We have a free period before dinner. Eveia is talking about playing the videogras again when Wick comes up behind us.

"Hey Nadia, I'd watch out for Anders." Wick's lowered voice is urgent. He speaks quickly. "He was just talking about making you his, whatever it takes."

"What does that even mean?" Eveia laughs, but I don't.

It feels like a knot of ice and metal has settled in my stomach. Whatever Anders means by it, it can't be good.

"Thanks, Wick. I'll keep an eye out." I glance around, but don't see Anders anywhere in the lounge.

Still, I have a hard time joining in with Eveia and Wick's game, even though they've finally chosen the karaoke one. I can't keep my mind from worrying about Anders, or my body from shivering away the creepy feeling he elicits. After only a few songs, I get up from the couch.

"I'm just going to head back to the room and freshen up before dinner," I say. It would be nice to get my five-minute hot shower, and this way I'll be able to reapply the scar serum in peace.

Wick pulls his eyes from the duet he's singing with Eveia. "Remember what I said."

I wave away his concern. "Anders's not going to break onto my floor; I'll be fine."

Besides, I think I've spotted him across the room. At least, the back of that guy's head is identical to Anders's.

When I round the stairwell to the landing of F2, I realize I was very wrong.

Wrong about the guy in the lounge.

Wrong that Anders wouldn't snoop on my floor.

He's leaning outside the entrance to F2, twisting a ring on his left pointer finger.

"I looked for you in your room, but you weren't there," he says, then pushes off the wall.

"Why would you do that? Stay out of my room." My stomach is white-hot, and it feels like my veins are full of lead. I'm frozen, and once I recognize it's out of terror, my heart slams against my breastbone.

"Come on," Anders drawls. "You know what I want."

I scoff. "Don't be a Ken." I hope the term will offend him like it did Wick.

He does seem taken aback, but not like I'd hoped. He snickers. "I'm not looking for a long term relationship, princess. And it's not about me wanting what I can't have because..."

His tongue rolls the hoop through his lip before he finishes his sentence. "I always get what I want."

I am so revolted I almost vomit; I wish I could vomit, but nothing comes up. I debate calling for help, but the stairwell is deserted.

Besides, who would rush to my aide? My friends are too far below us to hear; no one else here cares about me. They'd all probably think I had it coming, that it served me right for being Viry in a Kuzabn compound.

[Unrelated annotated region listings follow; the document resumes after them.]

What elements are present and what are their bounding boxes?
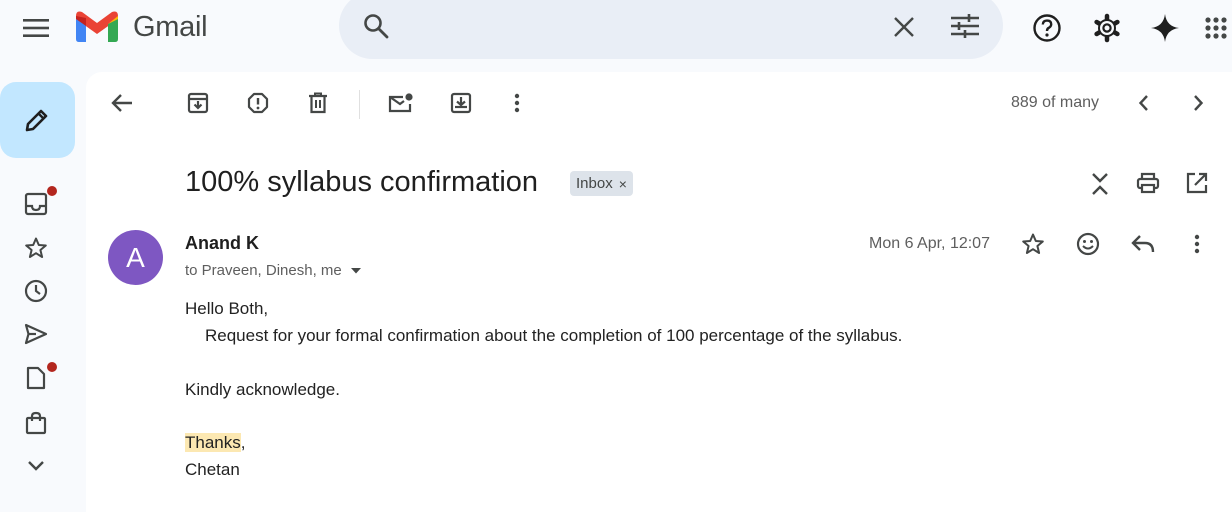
email-subject: 100% syllabus confirmation [185,166,539,198]
message-panel [86,72,1232,512]
inbox-notification-dot [47,186,57,196]
mark-unread-button[interactable] [381,83,421,123]
clear-search-icon [894,17,914,37]
recipient-details-button[interactable] [350,267,362,275]
star-icon [1022,233,1044,254]
draft-icon [26,366,46,390]
delete-icon [309,92,327,114]
app-name: Gmail [133,11,208,43]
gemini-icon [1151,14,1179,42]
message-counter: 889 of many [1011,94,1100,111]
gmail-logo[interactable] [76,10,118,42]
recipients-line: to Praveen, Dinesh, me [185,262,362,279]
print-icon [1136,172,1160,194]
body-acknowledge: Kindly acknowledge. [185,380,340,399]
report-spam-icon [247,92,269,114]
search-options-icon [951,14,979,38]
body-request: Request for your formal confirmation abo… [205,326,903,345]
open-new-window-icon [1186,172,1208,194]
archive-icon [187,92,209,114]
nav-purchases[interactable] [16,403,56,443]
nav-snoozed[interactable] [16,271,56,311]
newer-button[interactable] [1124,83,1164,123]
google-apps-button[interactable] [1204,12,1232,44]
message-date: Mon 6 Apr, 12:07 [869,235,990,252]
open-new-window-button[interactable] [1177,163,1217,203]
star-icon [25,237,47,258]
nav-sent[interactable] [16,314,56,354]
star-message-button[interactable] [1013,224,1053,264]
body-greeting: Hello Both, [185,299,269,318]
back-arrow-icon [111,94,132,112]
search-options-button[interactable] [944,6,986,46]
message-more-button[interactable] [1177,224,1217,264]
more-options-button[interactable] [497,83,537,123]
move-to-icon [450,92,472,114]
print-button[interactable] [1128,163,1168,203]
main-menu-button[interactable] [16,8,56,48]
drafts-notification-dot [47,362,57,372]
clear-search-button[interactable] [884,7,924,47]
body-thanks-highlighted: Thanks [185,433,241,452]
move-to-button[interactable] [441,83,481,123]
search-icon [364,14,389,39]
compose-button[interactable] [0,82,75,158]
menu-icon [23,19,49,37]
gmail-logo-icon [76,11,118,42]
remove-label-icon[interactable]: × [619,176,627,192]
more-vert-icon [1194,234,1200,254]
archive-button[interactable] [178,83,218,123]
label-chip-text: Inbox [576,175,613,192]
report-spam-button[interactable] [238,83,278,123]
inbox-icon [24,192,48,216]
body-thanks-line: Thanks, [185,433,245,453]
label-chip-inbox[interactable]: Inbox × [570,171,633,196]
reply-button[interactable] [1123,224,1163,264]
sender-name[interactable]: Anand K [185,233,259,254]
back-button[interactable] [102,83,142,123]
compose-pencil-icon [25,109,48,132]
nav-more[interactable] [16,446,56,486]
search-button[interactable] [356,6,396,46]
send-icon [24,323,48,345]
body-signature: Chetan [185,460,240,479]
nav-starred[interactable] [16,228,56,268]
shopping-bag-icon [25,411,47,435]
emoji-icon [1076,232,1100,256]
recipients-text: to Praveen, Dinesh, me [185,262,342,279]
delete-button[interactable] [298,83,338,123]
gemini-button[interactable] [1144,7,1186,49]
toolbar-divider [359,90,360,119]
chevron-down-icon [28,461,44,471]
prev-icon [1138,95,1148,111]
older-button[interactable] [1178,83,1218,123]
body-thanks-comma: , [240,433,246,452]
add-reaction-button[interactable] [1068,224,1108,264]
clock-icon [24,279,48,303]
settings-button[interactable] [1086,7,1128,49]
apps-grid-icon [1205,17,1227,39]
help-button[interactable] [1026,7,1068,49]
reply-icon [1131,235,1155,253]
mark-unread-icon [388,93,413,113]
caret-down-icon [350,267,361,273]
next-icon [1194,95,1204,111]
help-icon [1033,14,1061,42]
sender-avatar[interactable]: A [108,230,163,285]
expand-collapse-icon [1092,173,1108,195]
expand-all-button[interactable] [1080,164,1120,204]
more-vert-icon [514,93,520,113]
settings-icon [1094,13,1120,43]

Anders steps toward me. I trip backwards down the stairs, but he grabs my arm and pulls me to him before I can fall.

"Let me go." I struggle against his hold, but he slams me against the wall, his grip holding my right arm over my head, my left hand wedged uselessly against his chest. I try to push, but he's too strong.

"Stop trying to fight the inevitable."

I do cry out then; it's mostly instinctual, but there's also a tiny hope someone nearby does care enough to intervene. No footsteps rush to my rescue, and Anders's mouth smothers mine before I can yell again. I try to pull back, to twist my head away, but he's got me crammed tight. With his free hand, he trails his fingers up my ribcage and over my breast. Every attempt I make to throw him off me is pathetic; even after a week of training, I'm not strong enough to take on a man nearly twice my size.